[CentOS] Server hangs on CentOS 5.5

Wed Mar 9 18:43:14 UTC 2011
Dr. Ed Morbius <dredmorbius at gmail.com>

on 07:06 Wed 09 Mar, Michael Eager (eager at eagerm.com) wrote:
> Dr. Ed Morbius wrote:
> >on 09:24 Tue 08 Mar, Michael Eager (eager at eagerm.com) wrote:
> >>Hi --
> >>
> >>I'm running a server which is usually stable, but every
> >>once in a while it hangs.  The server is used as a file
> >>store using NFS and to run VMware machines.
> >>
> >>I don't see anything in /var/log/messages or elsewhere
> >>to indicate any problem or offer any clue why the system
> >>was hung.
> >>
> >>Any suggestions where I might look for a clue?
> >
> >I'd very strongly recommend you configure netconsole.  Though not entire
> >clear from the name, it's actually an in-kernel network logging module,
> >which is very useful for kicking out kernel panics which otherwise
> >aren't logged to disk and can't be seen on a (nonresponsive) monitor.
> 
> I'll take a look at netconsole.
> 
> >Alternately, a serial console which actually retains all output sent to
> >it (some remote access systems support this, some don't) may help.
> >
> >Barring that, I'd start looking at individual HW components, starting
> >with RAM.
> 
> The problem with randomly replacing various components, other than the
> downtime and nuisance, is that there's no way to know that the change
> actually fixed any problem.  When the base rate is one unknown system
> hang every few weeks, how many wees should I wait without a failure to
> conclude that the replaced component was the cause?  A failure which
> happens infrequently isn't really amenable to a random diagnostic
> approach.

This is where vendor management/relations starts coming into the
picture.

Your architecture should also support single-point failures.

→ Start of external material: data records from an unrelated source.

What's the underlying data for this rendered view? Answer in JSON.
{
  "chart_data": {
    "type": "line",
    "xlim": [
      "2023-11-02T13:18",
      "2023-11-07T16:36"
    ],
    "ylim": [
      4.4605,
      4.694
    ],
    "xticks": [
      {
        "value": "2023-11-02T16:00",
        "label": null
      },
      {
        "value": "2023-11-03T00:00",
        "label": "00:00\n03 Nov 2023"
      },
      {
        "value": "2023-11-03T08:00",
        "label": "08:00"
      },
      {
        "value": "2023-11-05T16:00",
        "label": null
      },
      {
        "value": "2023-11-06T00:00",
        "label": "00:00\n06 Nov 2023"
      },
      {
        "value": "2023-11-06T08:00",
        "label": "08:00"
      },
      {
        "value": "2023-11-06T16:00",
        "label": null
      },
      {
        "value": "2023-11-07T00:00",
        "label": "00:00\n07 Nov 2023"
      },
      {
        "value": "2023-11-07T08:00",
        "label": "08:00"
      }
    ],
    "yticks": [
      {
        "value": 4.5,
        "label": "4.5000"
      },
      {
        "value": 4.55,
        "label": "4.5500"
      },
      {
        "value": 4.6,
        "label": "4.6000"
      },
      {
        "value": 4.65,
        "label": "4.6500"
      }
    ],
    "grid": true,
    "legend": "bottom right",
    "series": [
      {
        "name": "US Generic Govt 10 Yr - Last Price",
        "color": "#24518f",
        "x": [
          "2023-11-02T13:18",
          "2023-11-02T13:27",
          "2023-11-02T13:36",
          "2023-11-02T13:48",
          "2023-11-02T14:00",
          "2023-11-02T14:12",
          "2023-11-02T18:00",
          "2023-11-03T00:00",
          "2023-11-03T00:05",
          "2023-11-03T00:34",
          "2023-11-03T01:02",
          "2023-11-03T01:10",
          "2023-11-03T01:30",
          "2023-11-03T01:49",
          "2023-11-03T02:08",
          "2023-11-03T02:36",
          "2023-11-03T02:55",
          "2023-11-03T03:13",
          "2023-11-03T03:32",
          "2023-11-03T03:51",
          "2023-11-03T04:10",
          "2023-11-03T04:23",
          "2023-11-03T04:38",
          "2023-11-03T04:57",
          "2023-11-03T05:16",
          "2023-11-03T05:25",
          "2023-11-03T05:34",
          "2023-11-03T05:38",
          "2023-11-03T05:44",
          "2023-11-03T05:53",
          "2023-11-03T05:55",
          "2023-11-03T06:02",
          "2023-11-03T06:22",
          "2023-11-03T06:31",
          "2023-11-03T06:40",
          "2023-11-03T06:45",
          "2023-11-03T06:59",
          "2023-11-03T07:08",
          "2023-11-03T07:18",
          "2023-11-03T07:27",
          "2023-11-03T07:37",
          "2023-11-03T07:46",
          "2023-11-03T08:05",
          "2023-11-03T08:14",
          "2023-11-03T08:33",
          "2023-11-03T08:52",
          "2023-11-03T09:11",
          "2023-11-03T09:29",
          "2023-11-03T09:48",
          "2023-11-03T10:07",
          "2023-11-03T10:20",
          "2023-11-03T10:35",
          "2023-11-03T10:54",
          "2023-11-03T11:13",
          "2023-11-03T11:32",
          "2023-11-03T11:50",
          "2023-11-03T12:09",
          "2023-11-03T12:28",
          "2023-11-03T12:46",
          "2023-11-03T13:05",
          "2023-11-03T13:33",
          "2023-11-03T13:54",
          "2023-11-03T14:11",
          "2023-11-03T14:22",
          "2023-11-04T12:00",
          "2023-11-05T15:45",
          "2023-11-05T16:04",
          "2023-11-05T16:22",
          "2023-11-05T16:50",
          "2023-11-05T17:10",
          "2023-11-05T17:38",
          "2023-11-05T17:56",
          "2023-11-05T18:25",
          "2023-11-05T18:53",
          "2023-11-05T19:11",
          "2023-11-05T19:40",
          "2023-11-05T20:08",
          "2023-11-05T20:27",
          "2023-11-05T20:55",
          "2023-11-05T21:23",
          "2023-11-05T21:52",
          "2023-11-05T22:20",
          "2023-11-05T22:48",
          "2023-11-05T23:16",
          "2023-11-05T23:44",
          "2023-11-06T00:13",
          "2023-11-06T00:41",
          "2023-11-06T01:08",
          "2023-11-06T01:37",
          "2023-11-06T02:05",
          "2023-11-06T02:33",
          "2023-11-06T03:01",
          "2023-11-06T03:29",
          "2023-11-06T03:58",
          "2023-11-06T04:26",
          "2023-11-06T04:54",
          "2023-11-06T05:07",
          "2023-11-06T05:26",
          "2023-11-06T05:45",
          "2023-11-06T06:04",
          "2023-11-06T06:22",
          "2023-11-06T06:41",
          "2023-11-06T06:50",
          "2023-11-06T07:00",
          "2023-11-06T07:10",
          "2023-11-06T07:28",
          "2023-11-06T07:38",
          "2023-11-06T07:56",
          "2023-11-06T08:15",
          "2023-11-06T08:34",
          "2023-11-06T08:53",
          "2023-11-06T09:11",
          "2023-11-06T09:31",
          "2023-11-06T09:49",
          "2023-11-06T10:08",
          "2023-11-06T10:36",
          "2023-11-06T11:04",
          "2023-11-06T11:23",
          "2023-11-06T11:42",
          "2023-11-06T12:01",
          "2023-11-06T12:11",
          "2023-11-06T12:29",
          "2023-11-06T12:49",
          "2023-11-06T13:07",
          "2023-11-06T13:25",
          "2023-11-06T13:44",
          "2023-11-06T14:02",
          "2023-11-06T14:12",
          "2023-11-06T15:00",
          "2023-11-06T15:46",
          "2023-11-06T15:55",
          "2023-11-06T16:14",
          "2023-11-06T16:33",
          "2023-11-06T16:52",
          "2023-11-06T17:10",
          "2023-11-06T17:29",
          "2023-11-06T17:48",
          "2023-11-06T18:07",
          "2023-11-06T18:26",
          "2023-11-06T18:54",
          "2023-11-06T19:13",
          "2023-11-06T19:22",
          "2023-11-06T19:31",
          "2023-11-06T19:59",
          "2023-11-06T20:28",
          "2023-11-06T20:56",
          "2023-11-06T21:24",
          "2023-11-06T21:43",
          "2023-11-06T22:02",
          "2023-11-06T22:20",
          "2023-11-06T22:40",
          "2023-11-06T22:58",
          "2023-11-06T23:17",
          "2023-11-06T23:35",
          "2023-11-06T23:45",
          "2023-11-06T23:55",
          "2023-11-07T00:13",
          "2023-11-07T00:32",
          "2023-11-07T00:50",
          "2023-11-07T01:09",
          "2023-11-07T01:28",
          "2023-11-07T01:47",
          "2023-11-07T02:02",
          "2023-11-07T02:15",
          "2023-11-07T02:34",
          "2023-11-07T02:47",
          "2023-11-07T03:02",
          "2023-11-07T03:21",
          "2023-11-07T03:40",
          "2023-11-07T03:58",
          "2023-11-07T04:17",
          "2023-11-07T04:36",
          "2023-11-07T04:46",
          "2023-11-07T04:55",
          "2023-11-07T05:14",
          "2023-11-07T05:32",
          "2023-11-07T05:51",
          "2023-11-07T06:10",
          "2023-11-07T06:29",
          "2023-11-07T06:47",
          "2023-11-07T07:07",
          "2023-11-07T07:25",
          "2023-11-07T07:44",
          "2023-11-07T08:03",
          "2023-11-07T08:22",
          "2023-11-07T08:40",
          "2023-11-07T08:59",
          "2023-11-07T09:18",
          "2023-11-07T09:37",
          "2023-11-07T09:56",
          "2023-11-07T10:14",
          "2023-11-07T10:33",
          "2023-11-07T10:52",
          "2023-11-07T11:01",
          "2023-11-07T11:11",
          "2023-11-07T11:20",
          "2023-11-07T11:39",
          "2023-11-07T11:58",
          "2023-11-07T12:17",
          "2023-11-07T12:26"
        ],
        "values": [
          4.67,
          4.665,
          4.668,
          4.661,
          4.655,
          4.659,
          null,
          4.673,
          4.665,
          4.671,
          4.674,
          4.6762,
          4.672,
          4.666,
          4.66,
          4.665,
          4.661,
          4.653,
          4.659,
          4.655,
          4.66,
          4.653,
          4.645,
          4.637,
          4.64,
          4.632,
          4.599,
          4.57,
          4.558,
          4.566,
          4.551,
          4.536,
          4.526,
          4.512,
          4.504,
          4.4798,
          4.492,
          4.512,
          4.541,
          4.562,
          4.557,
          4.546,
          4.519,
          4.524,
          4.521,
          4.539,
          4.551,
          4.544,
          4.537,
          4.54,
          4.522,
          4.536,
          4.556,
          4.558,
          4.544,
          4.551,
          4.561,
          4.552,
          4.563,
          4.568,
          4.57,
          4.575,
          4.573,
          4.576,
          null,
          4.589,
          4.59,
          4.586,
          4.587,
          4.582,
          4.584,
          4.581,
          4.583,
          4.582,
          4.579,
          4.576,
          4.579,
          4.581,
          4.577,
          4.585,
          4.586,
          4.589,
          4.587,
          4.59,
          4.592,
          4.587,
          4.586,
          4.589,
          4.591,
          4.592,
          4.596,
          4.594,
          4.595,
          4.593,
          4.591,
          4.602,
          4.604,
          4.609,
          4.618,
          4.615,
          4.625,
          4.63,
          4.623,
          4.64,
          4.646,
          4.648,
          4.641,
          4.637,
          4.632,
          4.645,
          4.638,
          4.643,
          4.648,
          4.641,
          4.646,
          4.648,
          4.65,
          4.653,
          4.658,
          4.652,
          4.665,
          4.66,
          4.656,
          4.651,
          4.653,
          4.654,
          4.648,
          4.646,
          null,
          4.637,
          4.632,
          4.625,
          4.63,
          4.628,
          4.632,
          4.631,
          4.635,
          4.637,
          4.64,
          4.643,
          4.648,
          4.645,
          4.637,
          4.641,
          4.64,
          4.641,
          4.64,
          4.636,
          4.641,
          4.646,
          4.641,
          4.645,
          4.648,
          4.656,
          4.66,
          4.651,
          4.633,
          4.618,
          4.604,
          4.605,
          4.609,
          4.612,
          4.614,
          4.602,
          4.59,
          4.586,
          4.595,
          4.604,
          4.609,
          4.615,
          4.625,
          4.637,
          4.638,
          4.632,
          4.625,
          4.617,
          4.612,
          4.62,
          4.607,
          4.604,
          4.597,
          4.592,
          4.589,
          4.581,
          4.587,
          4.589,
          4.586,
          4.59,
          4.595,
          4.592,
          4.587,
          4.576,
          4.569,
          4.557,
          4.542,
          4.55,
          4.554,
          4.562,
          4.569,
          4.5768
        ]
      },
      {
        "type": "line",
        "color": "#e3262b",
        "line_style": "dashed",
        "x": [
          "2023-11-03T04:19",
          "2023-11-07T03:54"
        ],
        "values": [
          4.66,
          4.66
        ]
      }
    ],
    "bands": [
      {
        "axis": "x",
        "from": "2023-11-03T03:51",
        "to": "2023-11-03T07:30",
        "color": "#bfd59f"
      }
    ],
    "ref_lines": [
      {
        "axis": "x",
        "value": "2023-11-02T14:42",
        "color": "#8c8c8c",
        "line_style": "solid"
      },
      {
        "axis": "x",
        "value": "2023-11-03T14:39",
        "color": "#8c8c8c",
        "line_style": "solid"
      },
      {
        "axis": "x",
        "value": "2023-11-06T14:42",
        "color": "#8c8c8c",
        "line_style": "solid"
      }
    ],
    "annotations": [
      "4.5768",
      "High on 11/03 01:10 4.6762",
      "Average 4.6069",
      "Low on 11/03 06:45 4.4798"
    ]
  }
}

If the issue is repeated but rare system failures on one of a set of
similarly configured hosts, I'd RMA the box and get a replacement.  End
of story.

If that's not the case, well, then, I suppose YOUR problem is to figure
out when you've resolved the issue.  I've outlined the steps I'd take.
If this means weeks of uncertainty, then I'd communicate this fact, in
no uncertain terms, to my manager, along with the financial implications
of downtime.

If downtime is more expensive than system replacement costs, the
decision is pretty obvious, even if painful.

Note that most system problems /are/ single-source.  If you'd post
details of the host, more logging information, netconsole panic logs,
etc., it might be possible to narrow down possible causes.

With what you've posted to date, it's not.

-- 
Dr. Ed Morbius, Chief Scientist /            |
  Robot Wrangler / Staff Psychologist        | When you seek unlimited power
Krell Power Systems Unlimited                |                  Go to Krell!